The Interprofessional Toy Fair and Expo, hosted by the Office of Interprofessional Education, introduced families to toys and methods of play that can be used during development. The event was sponsored by Early Childhood Intervention (ECI), which helps parents with children with developmental disorders from birth to age three. Through early intervention, children are able to grow their skills before they are introduced into the school system.

As a way to help parents with skill development, the fair showcased a book published by 175 Texas Tech University Health Sciences Center students from the School of Nursing and the School of Health Profession’s Occupational Therapy, Speech, Language, and Hearing Sciences, Physical Therapy and Audiology programs.

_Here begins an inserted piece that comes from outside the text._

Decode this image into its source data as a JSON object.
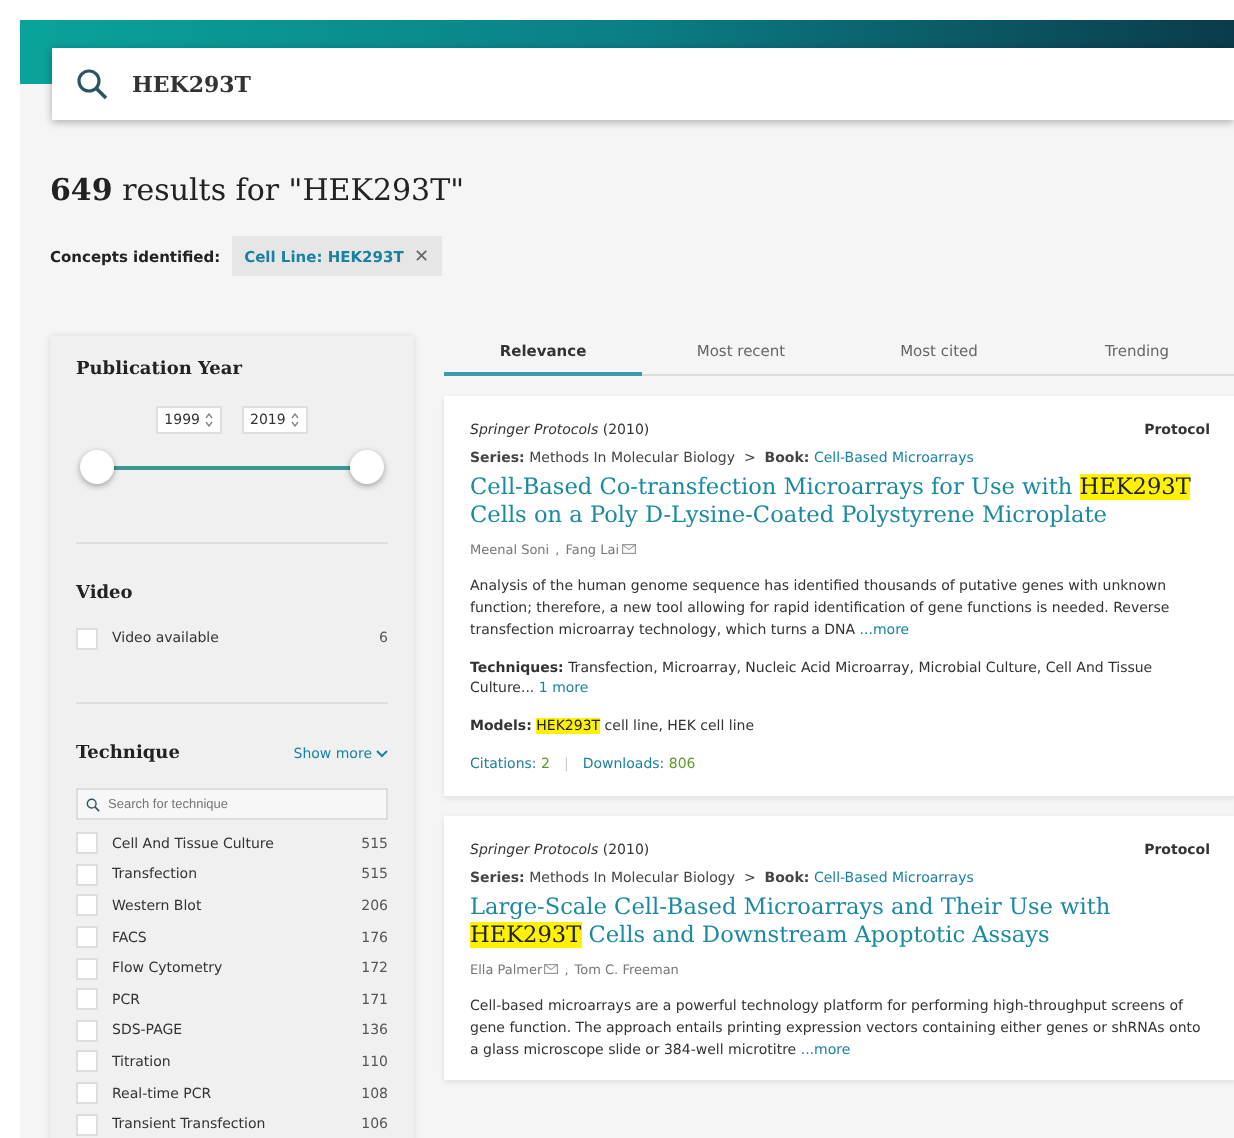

The book is used as a guide for parents as they facilitate play with their children who are developmentally delayed or disabled. The spiral-bound books contain information and play ideas for 24 different toys, including ways the toys can be used to promote motor, speech, language, sensory and behavioral skills.

Emily Guberman, Master of Occupational Therapy student, has worked with children throughout her time at TTUHSC. She enjoys employing different strategies of play to build patients’ skills.

“Play is both a means and an end to development in children,” Guberman said. “We use play as a therapeutic strategy because it is something fun and meaningful and engages the child. Play makes sense to kids. They may not know or understand that we are working on neuromuscular education while they are pretending to act out different animals, or that they are increasing their fine motor and visual motor integration skills by putting together a puzzle of their favorite characters, but it's fun and exciting to them. It's a lot more interesting than picking up beads or tracing lines. We also facilitate a child's development so that they are able to engage in play activities appropriate for age.”

“Working on all these skills increases a child’s understanding of the world and their daily encounters,” Guberman said. “All of these together allow the child to better engage in their environment with others and feel a sense of purpose and belongingness.”

Nicolas St. Clair, second-year Master of Occupational Therapy student, worked on the book with his peers in speech-language pathology and nursing, creating a way to build on skills using small finger puppets. 

“You look at these little puppets, and you think there isn’t a way for this toy to be developmental, but when all the different professions came together, we found plenty of ways to build on a child’s skills,” St. Clair said. “The movement it takes to play builds the dexterity in the fingers and hand and refines motor skills. The feel of the puppets adds a tactile stimulation, enhancing sensory skills. The speech and language team members came up with ways the toys can help with language development and social skills, and the nursing students came up with safety concerns we didn’t think about. We created all these considerations just for playing with little finger puppets.”

St. Clair worked with several other professions to create developmental play options for the chosen toy, where he learned more from professionals in nursing and in speech-language pathology.

“I learned just how much speech a child can handle,” St. Clair said. “As an occupational therapy student, we always want to be encouraging, but the speech-language pathology students made us realize that children really can’t handle a lot of speech. It can be overstimulating or overwhelming at times.”

By working together, students discovered therapeutic uses for toys created for all children. These methods of play are designed specifically to build necessary life skills.